Figure 4. 90% range of log cumulative relative returns between Manager A and Manager B at various horizons

These results should blow your mind. They should also prompt a material overhaul of your manager selection process. And it gets worse. That’s because the results above make very simplistic assumptions about the distribution of annual returns. Specifically, they assume that returns are independent and identically distributed which, as we’ve mentioned in previous posts, they decidedly are not. In addition, certain equity factors go in and out of style, persisting very strongly for 5 to 7 years and then vanishing for similarly long periods. Dividend stocks are this cycle’s darlings, but previous cycles saw investors fall in love with emerging markets (mid-naughts), large cap growth stocks (late 1990s), large cap ‘nifty fifty’ stocks (60s and 70s), etc.

Sometimes investment managers don’t fade with a whimper, but rather go out with a bang. Ken Heebner’s CGM Focus Fund was the top performing fund of the decade in 2007, having delivered 18% per year over the 10 years prior, a full 3% ahead of any other U.S. equity mutual fund (source: WSJ). You might be tempted to believe that Ken is possessed of a supernatural investment talent; after all, ten years is a fairly long horizon to deliver persistent alpha. And indeed, investors did flock to Ken in droves. Unfortunately, as so often happens, most investors jumped into his fund in 2007 – $2.6 billion of new assets were invested in CGM Focus in 2007 (source: WSJ).

Inevitably, Ken’s performance peaked in mid 2008 and proceeded to deal these investors a mind melting 66% drop to its eventual month-end trough in early 2009. If you don’t have a calculator handy, I’ll point out that at the fund’s 2009 trough it had wiped out over 12% in annualized returns over the now almost 11 year period, bringing its annual return down under 6%.

What’s an investor to do if she can’t make meaningful decisions on the basis of track records? Well, that’s the trillion dollar question, isn’t it. Unfortunately **the only information that is meaningful to investment allocation decisions is the process that a manager follows in order to harness one or more factors that have delivered persistent performance for many years**. The best factors have demonstrable efficacy back for many decades, and perhaps even centuries. For example, the momentum factor was recently shown to have existed for 212 years in stocks, and over 100 years for other asset classes. Now that’s something you can count on.

That’s why we spend so much time on process – because we know that in the end, that’s the only thing that an investor can truly base her decision on.

For the same reason, we are never impressed solely by the stated performance of any backtest – even our own. Rather, we are much more impressed by the ability of a model to stand up under intense statistical scrutiny: many variations of investment universes tested in multiple currencies under several regimes, along with a wide range of strong parameters with few degrees of freedom.
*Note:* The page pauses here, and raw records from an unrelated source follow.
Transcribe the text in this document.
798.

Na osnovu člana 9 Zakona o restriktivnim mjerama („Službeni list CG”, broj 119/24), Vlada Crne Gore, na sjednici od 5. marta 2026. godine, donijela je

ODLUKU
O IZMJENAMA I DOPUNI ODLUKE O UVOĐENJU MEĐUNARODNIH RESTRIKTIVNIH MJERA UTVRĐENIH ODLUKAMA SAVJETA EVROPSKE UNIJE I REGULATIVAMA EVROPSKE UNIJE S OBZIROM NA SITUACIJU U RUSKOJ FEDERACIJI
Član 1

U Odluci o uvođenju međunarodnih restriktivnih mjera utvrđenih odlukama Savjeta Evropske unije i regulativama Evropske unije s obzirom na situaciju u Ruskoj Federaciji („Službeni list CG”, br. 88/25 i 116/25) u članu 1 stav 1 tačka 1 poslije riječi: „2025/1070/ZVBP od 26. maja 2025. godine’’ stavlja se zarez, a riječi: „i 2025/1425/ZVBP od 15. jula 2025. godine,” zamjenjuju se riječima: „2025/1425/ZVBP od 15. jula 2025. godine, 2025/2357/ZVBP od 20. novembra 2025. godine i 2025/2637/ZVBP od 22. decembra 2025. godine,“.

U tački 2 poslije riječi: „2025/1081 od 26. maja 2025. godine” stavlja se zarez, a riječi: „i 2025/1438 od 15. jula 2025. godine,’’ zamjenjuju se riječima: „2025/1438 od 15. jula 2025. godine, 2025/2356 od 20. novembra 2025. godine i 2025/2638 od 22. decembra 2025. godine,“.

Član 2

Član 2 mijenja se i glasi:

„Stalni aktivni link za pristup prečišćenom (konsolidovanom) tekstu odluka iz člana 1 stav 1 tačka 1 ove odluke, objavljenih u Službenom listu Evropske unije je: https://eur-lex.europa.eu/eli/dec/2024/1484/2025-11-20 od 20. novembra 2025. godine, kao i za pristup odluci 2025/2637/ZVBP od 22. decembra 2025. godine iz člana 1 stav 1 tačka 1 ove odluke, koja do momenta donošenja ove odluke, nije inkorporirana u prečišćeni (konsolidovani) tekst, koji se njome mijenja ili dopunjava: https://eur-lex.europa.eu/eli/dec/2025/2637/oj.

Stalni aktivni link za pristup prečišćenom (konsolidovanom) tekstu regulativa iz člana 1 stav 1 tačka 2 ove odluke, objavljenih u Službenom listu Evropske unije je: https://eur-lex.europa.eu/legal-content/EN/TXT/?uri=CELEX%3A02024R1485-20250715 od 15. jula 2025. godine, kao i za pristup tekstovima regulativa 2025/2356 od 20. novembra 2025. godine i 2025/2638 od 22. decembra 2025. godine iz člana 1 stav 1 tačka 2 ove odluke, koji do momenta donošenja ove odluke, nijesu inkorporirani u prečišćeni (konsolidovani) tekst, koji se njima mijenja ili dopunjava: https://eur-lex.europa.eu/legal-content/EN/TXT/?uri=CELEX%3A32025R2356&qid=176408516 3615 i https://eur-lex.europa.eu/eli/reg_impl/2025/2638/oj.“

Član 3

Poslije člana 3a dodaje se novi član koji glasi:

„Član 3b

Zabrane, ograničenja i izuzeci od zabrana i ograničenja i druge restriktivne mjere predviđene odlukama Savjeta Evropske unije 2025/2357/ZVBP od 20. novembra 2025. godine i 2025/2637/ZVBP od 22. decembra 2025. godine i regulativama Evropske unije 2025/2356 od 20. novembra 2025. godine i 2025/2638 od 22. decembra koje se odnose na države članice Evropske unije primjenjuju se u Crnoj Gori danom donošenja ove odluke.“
Often, we see firms advertising excellent medium-term results built on flimsy statistical grounds. Without understanding their process in great detail, these results are meaningless. Less commonly, we see impressive shorter-term sims, but that are clearly based on robust, statistically-significant long-term foundations. In those cases, we sit up and take note because statistically-significant, stable, long-term results are much rarer and much more important than most investors imagine.

NFL parity – and far too often, investment results – are both mirages. Small sample sizes in any given NFL season and high levels of covariance between many investment strategies make it almost impossible to distinguish talent from luck over most investors’ investment horizons. Marginal teams creep into the playoffs and go on crazy runs, and average investment managers have extended periods of above-average performances.

The next time you observe a team or a manager on what appears to be a streak, it’s important to remember that looks can be deceiving.

If you don’t believe us, just wait until next season.